The trouble is, the United States hasn’t the barest interest in peaceful coexistence, and the reason why is the key, not only to understanding US foreign policy, but to understanding why a US-led NATO spent months bombing Libya to drive Muamar Gaddafi from power.
But first, a digression. Critiques of US foreign policy often involve exposes of US hypocrisy. For example, critics might point out that the United States defends Israel, which has nuclear weapons and doesn’t belong to the NPT, while threatening to attack Iran, which belongs to the NPT, and doesn’t have nuclear weapons. Or that NATO bombed Libya to prevent the government there from using its military to put down an uprising but condoned Bahrain and Saudi Arabia using their militaries to put down an uprising in Bahrain. Some critics stop there, reasoning that if they’re going to muster opposition to US foreign policy, it’s enough to show that it’s built on hypocrisy. Or they show US behavior to be immoral, undemocratic or against international law and figure that showing this will rouse the indignation of people of good conscience. Other US foreign policy critics cogently show why US foreign policy couldn’t possibly be guided by the objectives US leaders say it is. But they stop there, leaving their audiences to scratch their heads, wondering, if not for the reasons stated, then why?

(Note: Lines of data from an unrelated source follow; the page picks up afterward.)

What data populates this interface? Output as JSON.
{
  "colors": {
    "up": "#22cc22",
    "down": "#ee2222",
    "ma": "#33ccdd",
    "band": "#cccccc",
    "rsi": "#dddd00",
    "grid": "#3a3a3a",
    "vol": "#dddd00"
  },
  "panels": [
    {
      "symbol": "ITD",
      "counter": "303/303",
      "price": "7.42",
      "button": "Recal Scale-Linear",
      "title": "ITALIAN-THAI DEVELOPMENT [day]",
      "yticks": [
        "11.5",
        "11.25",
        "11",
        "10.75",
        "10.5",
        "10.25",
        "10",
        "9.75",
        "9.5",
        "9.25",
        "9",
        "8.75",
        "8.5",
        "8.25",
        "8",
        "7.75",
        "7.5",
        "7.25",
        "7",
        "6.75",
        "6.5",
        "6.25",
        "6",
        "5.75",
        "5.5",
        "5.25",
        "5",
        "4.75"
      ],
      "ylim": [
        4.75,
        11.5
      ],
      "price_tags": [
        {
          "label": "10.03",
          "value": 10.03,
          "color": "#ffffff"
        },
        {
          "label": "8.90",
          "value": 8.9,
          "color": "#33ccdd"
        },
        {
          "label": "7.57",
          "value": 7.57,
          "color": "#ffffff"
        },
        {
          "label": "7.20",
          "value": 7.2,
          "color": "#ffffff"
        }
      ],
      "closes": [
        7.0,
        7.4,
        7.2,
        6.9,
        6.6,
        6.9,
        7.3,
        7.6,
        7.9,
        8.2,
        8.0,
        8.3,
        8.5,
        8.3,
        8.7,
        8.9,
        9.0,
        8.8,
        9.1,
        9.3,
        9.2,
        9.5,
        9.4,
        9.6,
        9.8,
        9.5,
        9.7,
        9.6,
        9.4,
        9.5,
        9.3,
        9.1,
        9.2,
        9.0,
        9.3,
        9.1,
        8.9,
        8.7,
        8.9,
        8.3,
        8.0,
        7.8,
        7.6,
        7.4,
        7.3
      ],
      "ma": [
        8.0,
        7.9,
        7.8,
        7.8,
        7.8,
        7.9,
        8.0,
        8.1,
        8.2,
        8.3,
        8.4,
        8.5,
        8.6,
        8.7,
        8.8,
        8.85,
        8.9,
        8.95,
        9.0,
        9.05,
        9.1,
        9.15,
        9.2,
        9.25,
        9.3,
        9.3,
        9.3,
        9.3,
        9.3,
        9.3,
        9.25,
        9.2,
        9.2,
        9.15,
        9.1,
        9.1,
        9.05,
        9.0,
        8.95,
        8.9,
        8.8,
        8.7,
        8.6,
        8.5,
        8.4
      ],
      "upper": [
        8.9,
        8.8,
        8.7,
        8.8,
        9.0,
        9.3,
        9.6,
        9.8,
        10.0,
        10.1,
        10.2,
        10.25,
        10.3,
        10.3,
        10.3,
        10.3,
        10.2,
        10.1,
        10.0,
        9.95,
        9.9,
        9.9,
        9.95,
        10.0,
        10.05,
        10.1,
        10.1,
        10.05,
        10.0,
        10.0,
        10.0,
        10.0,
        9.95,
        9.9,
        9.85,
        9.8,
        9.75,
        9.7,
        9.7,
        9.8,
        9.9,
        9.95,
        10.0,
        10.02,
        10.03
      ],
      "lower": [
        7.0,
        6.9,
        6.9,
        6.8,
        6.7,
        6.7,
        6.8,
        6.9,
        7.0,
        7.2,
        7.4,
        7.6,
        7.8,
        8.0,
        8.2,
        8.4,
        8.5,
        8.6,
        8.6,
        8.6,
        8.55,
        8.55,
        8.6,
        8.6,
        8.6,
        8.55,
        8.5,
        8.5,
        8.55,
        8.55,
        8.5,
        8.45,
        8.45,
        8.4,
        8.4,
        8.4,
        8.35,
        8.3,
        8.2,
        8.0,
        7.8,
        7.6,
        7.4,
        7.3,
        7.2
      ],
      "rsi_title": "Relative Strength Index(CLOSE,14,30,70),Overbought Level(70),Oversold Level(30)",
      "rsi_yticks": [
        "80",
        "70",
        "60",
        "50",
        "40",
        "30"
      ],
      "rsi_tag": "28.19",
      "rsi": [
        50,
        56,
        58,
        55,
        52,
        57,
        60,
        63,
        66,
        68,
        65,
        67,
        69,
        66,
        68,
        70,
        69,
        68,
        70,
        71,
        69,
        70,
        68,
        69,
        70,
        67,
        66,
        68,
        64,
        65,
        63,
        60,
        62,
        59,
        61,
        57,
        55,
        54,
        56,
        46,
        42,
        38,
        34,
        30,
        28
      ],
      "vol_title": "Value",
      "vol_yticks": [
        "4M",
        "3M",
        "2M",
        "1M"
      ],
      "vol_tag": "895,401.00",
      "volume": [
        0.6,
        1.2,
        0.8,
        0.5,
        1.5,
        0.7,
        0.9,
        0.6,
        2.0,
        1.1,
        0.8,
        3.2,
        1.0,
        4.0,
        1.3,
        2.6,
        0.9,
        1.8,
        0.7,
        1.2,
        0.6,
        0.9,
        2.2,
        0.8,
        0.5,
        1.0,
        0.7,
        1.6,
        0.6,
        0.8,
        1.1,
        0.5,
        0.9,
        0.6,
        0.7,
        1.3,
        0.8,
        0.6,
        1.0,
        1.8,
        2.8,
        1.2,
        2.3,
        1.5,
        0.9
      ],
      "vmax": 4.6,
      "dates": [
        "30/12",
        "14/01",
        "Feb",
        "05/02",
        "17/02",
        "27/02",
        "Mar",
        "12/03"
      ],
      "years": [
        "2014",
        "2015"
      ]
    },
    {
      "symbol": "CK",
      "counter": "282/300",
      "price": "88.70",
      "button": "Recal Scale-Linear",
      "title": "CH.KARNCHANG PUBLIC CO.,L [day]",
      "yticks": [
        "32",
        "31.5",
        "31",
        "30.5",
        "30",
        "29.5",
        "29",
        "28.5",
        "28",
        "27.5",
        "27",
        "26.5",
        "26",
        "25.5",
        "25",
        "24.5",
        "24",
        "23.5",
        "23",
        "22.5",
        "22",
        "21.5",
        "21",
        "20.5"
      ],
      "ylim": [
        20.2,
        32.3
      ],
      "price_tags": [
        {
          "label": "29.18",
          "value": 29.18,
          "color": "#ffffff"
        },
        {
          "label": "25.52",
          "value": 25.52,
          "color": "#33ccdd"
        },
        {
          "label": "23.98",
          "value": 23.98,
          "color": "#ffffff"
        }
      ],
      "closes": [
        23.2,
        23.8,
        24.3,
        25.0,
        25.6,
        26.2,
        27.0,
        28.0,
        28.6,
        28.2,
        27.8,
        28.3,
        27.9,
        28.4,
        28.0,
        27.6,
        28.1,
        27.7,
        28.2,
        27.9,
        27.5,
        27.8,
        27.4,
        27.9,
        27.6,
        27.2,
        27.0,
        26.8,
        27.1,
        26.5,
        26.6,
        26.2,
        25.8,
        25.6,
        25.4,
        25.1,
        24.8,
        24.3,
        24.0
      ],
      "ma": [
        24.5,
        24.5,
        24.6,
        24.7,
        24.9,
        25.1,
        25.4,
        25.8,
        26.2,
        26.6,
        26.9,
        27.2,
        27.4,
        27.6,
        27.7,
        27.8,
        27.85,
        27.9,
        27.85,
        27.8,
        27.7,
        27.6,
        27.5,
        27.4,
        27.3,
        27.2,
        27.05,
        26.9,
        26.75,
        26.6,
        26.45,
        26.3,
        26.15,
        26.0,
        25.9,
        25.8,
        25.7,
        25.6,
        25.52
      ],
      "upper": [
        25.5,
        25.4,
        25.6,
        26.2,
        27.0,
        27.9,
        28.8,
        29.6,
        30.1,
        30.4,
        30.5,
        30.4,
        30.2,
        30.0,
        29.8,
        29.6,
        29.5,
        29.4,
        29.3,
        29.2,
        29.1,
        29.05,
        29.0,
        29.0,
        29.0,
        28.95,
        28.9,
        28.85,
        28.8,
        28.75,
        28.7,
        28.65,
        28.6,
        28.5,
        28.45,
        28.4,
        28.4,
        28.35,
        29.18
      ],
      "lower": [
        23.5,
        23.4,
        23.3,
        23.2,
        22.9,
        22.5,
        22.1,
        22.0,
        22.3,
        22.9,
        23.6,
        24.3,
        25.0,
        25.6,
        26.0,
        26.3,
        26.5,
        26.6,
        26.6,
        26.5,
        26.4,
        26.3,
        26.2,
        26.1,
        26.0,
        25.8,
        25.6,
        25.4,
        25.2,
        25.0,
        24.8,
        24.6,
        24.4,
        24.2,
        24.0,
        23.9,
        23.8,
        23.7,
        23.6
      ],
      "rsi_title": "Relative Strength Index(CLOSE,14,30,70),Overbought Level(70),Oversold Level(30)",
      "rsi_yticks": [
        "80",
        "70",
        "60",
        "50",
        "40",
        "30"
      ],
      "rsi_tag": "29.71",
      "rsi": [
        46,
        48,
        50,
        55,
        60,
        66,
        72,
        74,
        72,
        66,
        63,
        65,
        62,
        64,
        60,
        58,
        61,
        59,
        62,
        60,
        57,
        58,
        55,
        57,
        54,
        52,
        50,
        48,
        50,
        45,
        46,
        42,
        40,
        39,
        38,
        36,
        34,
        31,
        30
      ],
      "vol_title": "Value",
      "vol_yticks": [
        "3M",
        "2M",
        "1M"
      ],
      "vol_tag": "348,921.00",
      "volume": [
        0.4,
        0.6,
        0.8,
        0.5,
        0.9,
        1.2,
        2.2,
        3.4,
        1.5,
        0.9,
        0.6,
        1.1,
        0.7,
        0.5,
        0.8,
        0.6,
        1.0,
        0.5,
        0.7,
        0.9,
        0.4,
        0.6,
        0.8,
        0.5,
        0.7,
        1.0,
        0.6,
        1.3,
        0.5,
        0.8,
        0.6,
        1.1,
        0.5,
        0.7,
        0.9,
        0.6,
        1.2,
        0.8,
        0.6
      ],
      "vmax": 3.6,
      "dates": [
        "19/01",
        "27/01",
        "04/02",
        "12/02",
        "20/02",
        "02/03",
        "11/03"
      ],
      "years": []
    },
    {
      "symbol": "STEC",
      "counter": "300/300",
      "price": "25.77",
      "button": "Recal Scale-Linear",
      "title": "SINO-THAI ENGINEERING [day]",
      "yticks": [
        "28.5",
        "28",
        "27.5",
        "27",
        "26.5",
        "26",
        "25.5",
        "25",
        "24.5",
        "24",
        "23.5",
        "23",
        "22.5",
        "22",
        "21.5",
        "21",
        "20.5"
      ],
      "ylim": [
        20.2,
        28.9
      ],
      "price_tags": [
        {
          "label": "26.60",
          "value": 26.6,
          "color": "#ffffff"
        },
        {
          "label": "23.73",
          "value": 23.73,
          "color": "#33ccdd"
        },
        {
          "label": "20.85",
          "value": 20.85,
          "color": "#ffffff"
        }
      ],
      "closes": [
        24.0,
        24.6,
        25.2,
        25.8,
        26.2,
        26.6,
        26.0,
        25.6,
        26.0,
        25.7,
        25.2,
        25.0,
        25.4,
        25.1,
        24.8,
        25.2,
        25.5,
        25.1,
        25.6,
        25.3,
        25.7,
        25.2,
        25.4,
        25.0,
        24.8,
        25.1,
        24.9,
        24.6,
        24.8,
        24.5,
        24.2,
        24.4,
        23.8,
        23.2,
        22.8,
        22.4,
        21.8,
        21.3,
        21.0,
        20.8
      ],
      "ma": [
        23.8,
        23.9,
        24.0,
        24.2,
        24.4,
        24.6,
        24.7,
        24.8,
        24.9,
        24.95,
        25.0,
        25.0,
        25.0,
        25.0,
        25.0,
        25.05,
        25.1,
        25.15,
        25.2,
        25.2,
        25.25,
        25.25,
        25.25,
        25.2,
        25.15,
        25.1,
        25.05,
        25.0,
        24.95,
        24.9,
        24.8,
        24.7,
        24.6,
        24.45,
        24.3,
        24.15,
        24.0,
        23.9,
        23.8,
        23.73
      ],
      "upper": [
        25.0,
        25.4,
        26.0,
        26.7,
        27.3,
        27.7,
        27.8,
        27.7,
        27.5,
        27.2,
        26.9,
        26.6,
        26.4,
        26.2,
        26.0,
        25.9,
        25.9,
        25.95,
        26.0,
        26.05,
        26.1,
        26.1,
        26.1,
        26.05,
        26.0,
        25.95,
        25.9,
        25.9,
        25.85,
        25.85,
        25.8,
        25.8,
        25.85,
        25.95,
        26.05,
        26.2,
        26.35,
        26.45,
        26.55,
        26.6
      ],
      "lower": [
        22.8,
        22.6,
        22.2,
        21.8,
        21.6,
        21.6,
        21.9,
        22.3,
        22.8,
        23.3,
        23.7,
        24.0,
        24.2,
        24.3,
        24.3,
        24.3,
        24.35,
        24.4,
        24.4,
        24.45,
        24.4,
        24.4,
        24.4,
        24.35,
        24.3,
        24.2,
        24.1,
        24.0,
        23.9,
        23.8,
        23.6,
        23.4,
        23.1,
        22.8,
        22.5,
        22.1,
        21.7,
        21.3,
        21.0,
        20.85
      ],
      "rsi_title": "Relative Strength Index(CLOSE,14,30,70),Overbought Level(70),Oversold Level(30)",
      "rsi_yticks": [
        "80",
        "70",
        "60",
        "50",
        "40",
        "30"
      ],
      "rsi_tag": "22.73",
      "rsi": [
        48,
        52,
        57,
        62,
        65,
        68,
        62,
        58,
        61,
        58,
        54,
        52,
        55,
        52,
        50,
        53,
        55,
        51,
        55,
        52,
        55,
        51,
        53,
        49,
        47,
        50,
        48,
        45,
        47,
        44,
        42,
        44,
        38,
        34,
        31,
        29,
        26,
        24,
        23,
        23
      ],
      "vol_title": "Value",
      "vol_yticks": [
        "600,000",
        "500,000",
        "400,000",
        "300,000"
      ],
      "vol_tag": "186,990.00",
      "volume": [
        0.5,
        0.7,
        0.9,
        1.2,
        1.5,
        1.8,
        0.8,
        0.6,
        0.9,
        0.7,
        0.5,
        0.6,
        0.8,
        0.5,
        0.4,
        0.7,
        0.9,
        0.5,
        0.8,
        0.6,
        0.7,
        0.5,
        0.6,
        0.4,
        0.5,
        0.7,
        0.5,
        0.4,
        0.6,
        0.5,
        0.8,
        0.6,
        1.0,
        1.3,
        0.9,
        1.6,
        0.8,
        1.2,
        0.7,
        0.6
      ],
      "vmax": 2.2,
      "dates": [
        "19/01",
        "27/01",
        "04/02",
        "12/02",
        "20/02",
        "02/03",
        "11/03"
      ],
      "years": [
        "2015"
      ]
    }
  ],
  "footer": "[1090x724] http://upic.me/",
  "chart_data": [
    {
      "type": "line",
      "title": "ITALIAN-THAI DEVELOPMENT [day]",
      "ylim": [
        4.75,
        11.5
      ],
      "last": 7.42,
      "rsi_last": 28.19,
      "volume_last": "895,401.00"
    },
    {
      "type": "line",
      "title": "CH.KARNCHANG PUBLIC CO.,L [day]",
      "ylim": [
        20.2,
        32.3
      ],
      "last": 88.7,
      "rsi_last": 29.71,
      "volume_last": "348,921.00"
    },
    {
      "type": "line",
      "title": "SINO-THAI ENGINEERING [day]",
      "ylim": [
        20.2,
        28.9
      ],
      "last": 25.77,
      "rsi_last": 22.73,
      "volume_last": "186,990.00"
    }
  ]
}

Liberals insist that US foreign policy makes no sense and that US leaders are confused, myopic, poorly motivated, or just plain dumb. An example of this point of view is offered by former US president Jimmy Carter, who contends that the conflict with North Korea can be resolved in half a day (11). Apparently US leaders have neither the political will nor smarts to do so.
The truth of the matter is that there is nothing to be gained for the corporations, investors and banks that dominate US foreign policy—the one percent who really matter in the United States–from peaceful coexistence with North Korea. Peaceful coexistence implies that each side poses a threat to the other, but North Korea, despite the rhetorical nonsense of political leaders seeking to justify Pentagon budgets, poses no threat to the United States. A $10B defense budget against a $700B one; aging aircraft whose pilots are grounded most of the time due to shortages of fuel; a puny arsenal of nuclear weapons; an army whose training time is partly displaced by engagement in farming; the most sanctioned country on earth, whose economy has been crippled by six decades of US economic warfare; a country of 24 million hemmed in to the south and east by US allies and US troops; no, North Korea is not a threat.
So how is it that peaceful coexistence would deliver anything in the way of improved security for Americans, which they already have in abundance anyway? It wouldn’t. The demand for peaceful coexistence is little more than a Quixotic plea from Pyongyang to be left alone to develop in a self-directed manner in exchange for giving up a few nuclear weapons that at best, are, to use an Edward Herman term, a “threat of self-defense.” The benefits of peaceful coexistence are all on the North Korean side.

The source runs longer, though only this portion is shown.